Monica langsung tertawa. Memang tepat jika ia menceritakan masalahnya ini pada Martha. Wanita ini punya seribu macam cara untuk membuat perasaannya jauh lebih baik, walaupun hanya dengan mendengar kata-katanya saja.
"Ya, tentu saja aku tidak akan mungkin tahu bagaimana perasaanmu saat itu karena aku belum pernah mengalaminya dalam masa hidupku. Tapi aku yakin hatimu pasti sangat hancur saat itu. Kau tidak hanya ditusuk dari belakang oleh satu orang. Tapi oleh dua orang sekaligus secara bersamaan. Aku sungguh tidak menyangka bahwa Sandra akan melakukan hal seperti itu padamu. Kalian sudah saling mengenal selama bertahun-tahun dan dia adalah orang yang paling dekat denganmu. Sebenarnya ada dimana letak pikirannya itu?" ujar Martha panjang lebar dengan emosi.
Ini jugalah yang menambah nilai Martha di mata Monica. Martha tidak pernah sok-sokan mengerti bagaimana perasaan Monica saat Monica tertimpa masalah. Seperti yang mungkin dilakukan oleh sebagian besar orang.

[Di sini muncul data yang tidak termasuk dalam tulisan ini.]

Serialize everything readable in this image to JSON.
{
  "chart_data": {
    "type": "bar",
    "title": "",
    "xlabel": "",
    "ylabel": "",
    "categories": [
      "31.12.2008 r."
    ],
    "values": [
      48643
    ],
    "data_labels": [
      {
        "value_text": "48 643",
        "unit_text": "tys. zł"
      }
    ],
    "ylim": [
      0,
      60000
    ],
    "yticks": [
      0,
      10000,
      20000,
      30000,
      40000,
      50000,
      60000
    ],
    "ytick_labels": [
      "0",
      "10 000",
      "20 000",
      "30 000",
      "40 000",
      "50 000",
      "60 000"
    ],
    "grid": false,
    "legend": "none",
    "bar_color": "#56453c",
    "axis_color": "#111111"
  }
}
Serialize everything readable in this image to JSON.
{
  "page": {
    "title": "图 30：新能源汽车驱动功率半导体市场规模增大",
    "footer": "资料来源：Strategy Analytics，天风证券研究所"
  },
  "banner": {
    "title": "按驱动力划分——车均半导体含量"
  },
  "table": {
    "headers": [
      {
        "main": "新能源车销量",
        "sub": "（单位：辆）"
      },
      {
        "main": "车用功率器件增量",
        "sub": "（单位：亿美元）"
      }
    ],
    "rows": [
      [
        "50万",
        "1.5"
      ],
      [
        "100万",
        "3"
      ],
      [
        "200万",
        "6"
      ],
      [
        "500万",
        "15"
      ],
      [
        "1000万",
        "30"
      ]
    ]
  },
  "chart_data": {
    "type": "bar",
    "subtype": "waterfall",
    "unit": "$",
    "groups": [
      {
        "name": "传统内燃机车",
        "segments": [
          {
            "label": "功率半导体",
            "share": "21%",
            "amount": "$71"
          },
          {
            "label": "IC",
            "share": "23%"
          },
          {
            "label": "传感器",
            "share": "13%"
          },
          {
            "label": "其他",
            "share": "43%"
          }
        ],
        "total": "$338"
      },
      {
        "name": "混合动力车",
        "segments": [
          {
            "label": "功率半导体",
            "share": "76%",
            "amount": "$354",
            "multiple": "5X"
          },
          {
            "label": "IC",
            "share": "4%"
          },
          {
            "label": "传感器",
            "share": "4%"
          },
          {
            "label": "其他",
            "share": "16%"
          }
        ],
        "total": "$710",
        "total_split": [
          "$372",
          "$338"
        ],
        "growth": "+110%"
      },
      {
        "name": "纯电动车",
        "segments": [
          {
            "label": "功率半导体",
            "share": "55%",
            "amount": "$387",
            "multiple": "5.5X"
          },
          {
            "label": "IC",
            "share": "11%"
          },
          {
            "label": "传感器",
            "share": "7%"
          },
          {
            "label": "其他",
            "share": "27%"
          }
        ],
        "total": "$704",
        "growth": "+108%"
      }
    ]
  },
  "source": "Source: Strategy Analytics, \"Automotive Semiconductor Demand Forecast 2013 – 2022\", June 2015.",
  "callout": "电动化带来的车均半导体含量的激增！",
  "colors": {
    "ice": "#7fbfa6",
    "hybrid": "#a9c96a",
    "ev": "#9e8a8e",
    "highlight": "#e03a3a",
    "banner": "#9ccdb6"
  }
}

Demi melakukan penghiburan, mereka cenderung berkata bahwa mereka bisa mengerti bagaimana perasaan orang yang sedang terluka apapun konteks masalah mereka. Padahal pada kenyataannya, mereka belum pernah mengalami hal tersebut. Jadi tentu saja mereka tidak tahu apa yang sebenarnya mereka ketahui tentang bagaimana rasanya mengalami hal tersebut.